Data Assignment 3 - Data Wrangling, Part 2

Instructions

Complete the following examples from ModernDive Chapter 3 - Data Wrangling, Sections 3.5 through 3.9. Before beginning the assignment, create a GitHub repo called hpam7660_data3. Then create a new RStudio project and link it to the new GitHub repo. Once you’ve done that, open a new Markdown document and give it a YAML header that includes the title “HPAM 7660 Data Assignment 3”, your name, the date, and “pdf_document” as the output format.

As you answer each of the following questions, be sure to include your R code and associated output in your Markdown document. Additionally, add a line or two describing what you’re doing in each code chunk.

Steps for Completing the Assignment

  1. Load the following packages: dplyr, knitr, and nycflights13.

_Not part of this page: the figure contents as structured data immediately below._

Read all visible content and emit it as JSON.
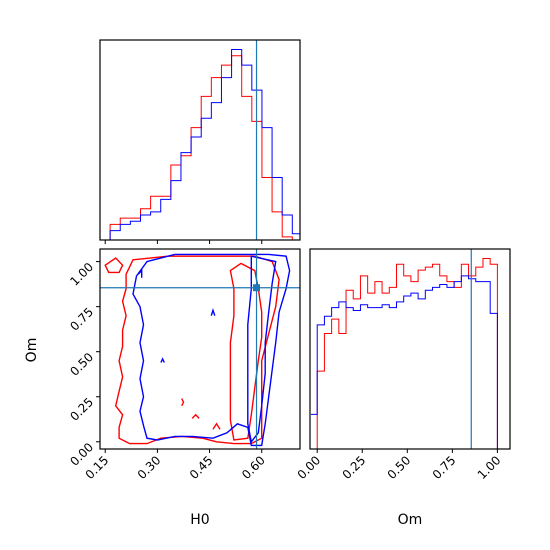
{
  "chart_data": [
    {
      "type": "histogram",
      "panel": "H0 marginal",
      "xlim": [
        0.135,
        0.71
      ],
      "truth": 0.585,
      "bins": [
        0.135,
        0.1641,
        0.1932,
        0.2223,
        0.2514,
        0.2805,
        0.3096,
        0.3387,
        0.3678,
        0.3969,
        0.426,
        0.4551,
        0.4842,
        0.5133,
        0.5424,
        0.5715,
        0.6006,
        0.6297,
        0.6588,
        0.6879,
        0.71
      ],
      "series": [
        {
          "color": "#ff0000",
          "values": [
            0,
            5,
            7,
            7,
            10,
            14,
            14,
            24,
            27,
            36,
            46,
            52,
            56,
            59,
            46,
            38,
            20,
            9,
            1,
            0
          ]
        },
        {
          "color": "#0000ff",
          "values": [
            0,
            3,
            5,
            6,
            8,
            9,
            13,
            19,
            28,
            33,
            39,
            44,
            52,
            61,
            56,
            48,
            36,
            20,
            8,
            2
          ]
        }
      ]
    },
    {
      "type": "histogram",
      "panel": "Om marginal",
      "xlim": [
        -0.04,
        1.07
      ],
      "truth": 0.855,
      "bins": [
        -0.035,
        0.0,
        0.04,
        0.08,
        0.12,
        0.16,
        0.2,
        0.24,
        0.28,
        0.32,
        0.36,
        0.4,
        0.44,
        0.48,
        0.52,
        0.56,
        0.6,
        0.64,
        0.68,
        0.72,
        0.76,
        0.8,
        0.84,
        0.88,
        0.92,
        0.96,
        1.0,
        1.07
      ],
      "series": [
        {
          "color": "#ff0000",
          "values": [
            0,
            27,
            40,
            45,
            40,
            55,
            52,
            60,
            54,
            58,
            54,
            56,
            64,
            60,
            58,
            62,
            63,
            64,
            60,
            58,
            56,
            64,
            60,
            63,
            66,
            64,
            0
          ]
        },
        {
          "color": "#0000ff",
          "values": [
            12,
            43,
            46,
            49,
            51,
            49,
            48,
            50,
            49,
            49,
            50,
            49,
            51,
            53,
            54,
            52,
            55,
            56,
            57,
            56,
            58,
            60,
            59,
            58,
            58,
            47,
            0
          ]
        }
      ]
    },
    {
      "type": "contour",
      "panel": "Om vs H0",
      "xlabel": "H0",
      "ylabel": "Om",
      "xlim": [
        0.135,
        0.71
      ],
      "ylim": [
        -0.04,
        1.07
      ],
      "xticks": [
        "0.15",
        "0.30",
        "0.45",
        "0.60"
      ],
      "yticks": [
        "0.00",
        "0.25",
        "0.50",
        "0.75",
        "1.00"
      ],
      "om_ticks": [
        "0.00",
        "0.25",
        "0.50",
        "0.75",
        "1.00"
      ],
      "om_label": "Om",
      "truth": {
        "x": 0.585,
        "y": 0.855
      },
      "series": [
        {
          "color": "#ff0000"
        },
        {
          "color": "#0000ff"
        }
      ]
    }
  ]
}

  2. Use the mutate function along with the air_time and distance variables in the flights data frame to create a new variable called avg_speed that measures a flight’s average air speed in miles per hour. (Hint: You need to be careful here because air_time is measured in minutes and not hours.)

  3. Now suppose we want to calculate average air speeds by carrier. Use the group_by and summarize commands along with the kable command to create a table of carrier-specific average air speeds. (Hint: be careful of missing values when calculating averages.)

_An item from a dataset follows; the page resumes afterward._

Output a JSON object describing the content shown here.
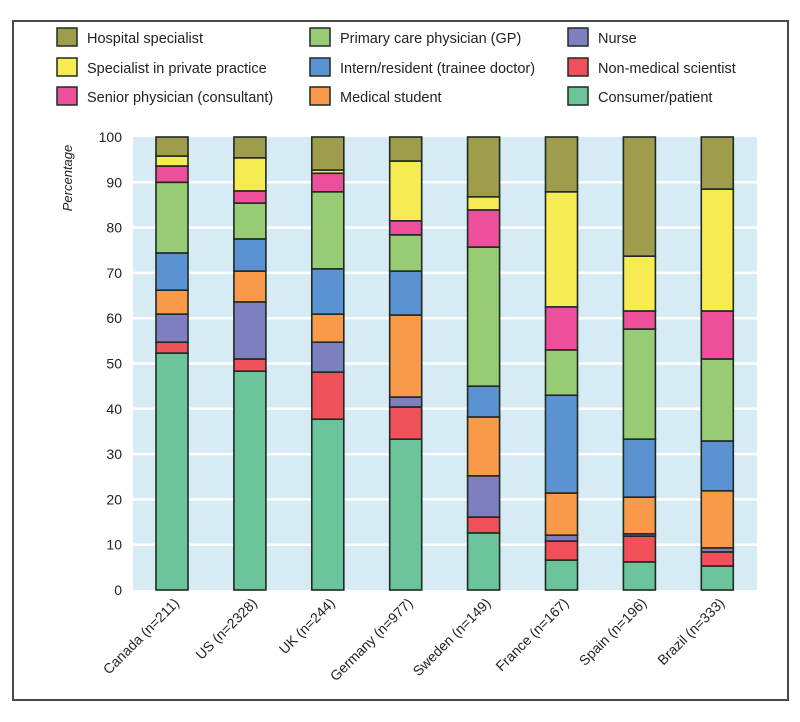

  4. We’re primarily interested in average air speeds, but it might also be helpful in some cases to include additional summary statistics in a data table. Add the standard deviation, the minimum and maximum values, and the number of carrier observations to your table.

  5. Now sort the data by average air speed and recreate your table so that the carriers are listed in descending order of average air speed.

  6. This is great, but the carrier abbreviations might be difficult for some people to understand. Use the join command and the carrier names found in the airlines data frame to replace the carrier abbreviations with carrier names in your table. Rename the column that contains carrier names “airline”.

  7. Now suppose we’re interested in the relationship between average air speed and humidity. The data frame weather includes a variable named humid that lists the humidity at the origin airport for each hour of every day. Join the flights and weather data frames and re-make your table so that it now contains a column that contains the average humidity experienced by each airline. (Hint: you will need to use multiple key variables in your join statement. See ModernDive Section 3.7.3 for an example.)

  8. Finally, use the select command to reorder your table columns so that they are in the following order: airline, mean_speed, sd_speed, min_speed, max_speed, mean_humidity.

  9. Once you’ve finished Step 8, knit your PDF document and push it to your GitHub repo. Make sure the document shows up in the repo, invite me to the repo, and you’re done!